Blankenship, JC, Tasissa, G, O'Shea, JC, Iliadis, EA, Bachour, FA, Cohen, DJ, Lui, HK, Mann, T, Cohen, E, Tcheng, JE, et al
Journal of the American College of Cardiology. 2001;(3):653-8
Abstract
OBJECTIVES We sought to determine whether eptifibatide decreases the incidence of in-laboratory angiographic complications and to determine the relationship of angiographically evident complications to elevations of creatine kinase-MB (CK-MB) enzyme levels during percutaneous coronary intervention. BACKGROUND In the Enhanced Suppression of the Platelet IIb/IIIa Receptor with Integrilin Therapy (ESPRIT) trial, eptifibatide during coronary intervention was associated with decreased ischemic complications at 48 h and 30 days.

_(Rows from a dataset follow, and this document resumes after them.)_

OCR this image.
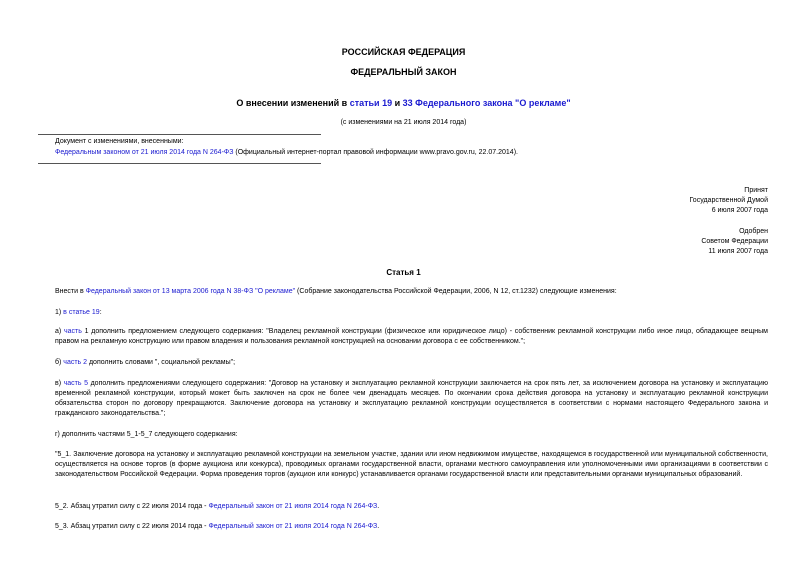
РОССИЙСКАЯ ФЕДЕРАЦИЯ
ФЕДЕРАЛЬНЫЙ ЗАКОН
О внесении изменений в статьи 19 и 33 Федерального закона "О рекламе"
(с изменениями на 21 июля 2014 года)
Документ с изменениями, внесенными:
Федеральным законом от 21 июля 2014 года N 264-ФЗ (Официальный интернет-портал правовой информации www.pravo.gov.ru, 22.07.2014).
Принят
Государственной Думой
6 июля 2007 года
Одобрен
Советом Федерации
11 июля 2007 года
Статья 1
Внести в Федеральный закон от 13 марта 2006 года N 38-ФЗ "О рекламе" (Собрание законодательства Российской Федерации, 2006, N 12, ст.1232) следующие изменения:
1) в статье 19:
а) часть 1 дополнить предложением следующего содержания: "Владелец рекламной конструкции (физическое или юридическое лицо) - собственник рекламной конструкции либо иное лицо, обладающее вещным правом на рекламную конструкцию или правом владения и пользования рекламной конструкцией на основании договора с ее собственником.";
б) часть 2 дополнить словами ", социальной рекламы";
в) часть 5 дополнить предложениями следующего содержания: "Договор на установку и эксплуатацию рекламной конструкции заключается на срок пять лет, за исключением договора на установку и эксплуатацию временной рекламной конструкции, который может быть заключен на срок не более чем двенадцать месяцев. По окончании срока действия договора на установку и эксплуатацию рекламной конструкции обязательства сторон по договору прекращаются. Заключение договора на установку и эксплуатацию рекламной конструкции осуществляется в соответствии с нормами настоящего Федерального закона и гражданского законодательства.";
г) дополнить частями 5_1-5_7 следующего содержания:
"5_1. Заключение договора на установку и эксплуатацию рекламной конструкции на земельном участке, здании или ином недвижимом имуществе, находящемся в государственной или муниципальной собственности, осуществляется на основе торгов (в форме аукциона или конкурса), проводимых органами государственной власти, органами местного самоуправления или уполномоченными ими организациями в соответствии с законодательством Российской Федерации. Форма проведения торгов (аукцион или конкурс) устанавливается органами государственной власти или представительными органами муниципальных образований.
5_2. Абзац утратил силу с 22 июля 2014 года - Федеральный закон от 21 июля 2014 года N 264-ФЗ.
5_3. Абзац утратил силу с 22 июля 2014 года - Федеральный закон от 21 июля 2014 года N 264-ФЗ.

METHODS Patients (n = 2,064) were randomized to placebo versus eptifibatide (two 180 microg/kg boluses 10 min apart and as a continuous infusion of 2 microg/kg per min) during percutaneous coronary stenting. Angiographic complications including major dissection, distal embolization, residual thrombus, abrupt closure, residual stenosis >50% and side-branch occlusion were prospectively recorded by the operator. Creatine kinase-MB levels were measured after the procedure and every 6 h thereafter. The incidence of angiographic complications and CK-MB elevation was determined for eptifibatide versus placebo groups. RESULTS Eptifibatide-treated patients demonstrated nonsignificant trends toward fewer angiographic complications (10 vs. 12% for placebo patients, p = 0.13) and, for patients with angiographic complications, fewer subsequent CK-MB elevations (43 vs. 50% for placebo patients, p = 0.31). In patients without any angiographic complications, the incidence of CK-MB elevation >3 times the normal was 7% with placebo and 4% with eptifibatide (p = 0.003). CONCLUSIONS Eptifibatide during nonurgent coronary stent intervention only minimally (and insignificantly) reduces the incidence of angiographic complications and subsequent CK-MB elevations in patients developing an angiographic complication. The greater effect is to reduce myocardial infarction in patients undergoing otherwise uneventful coronary stent implantation as well as in the overall study population.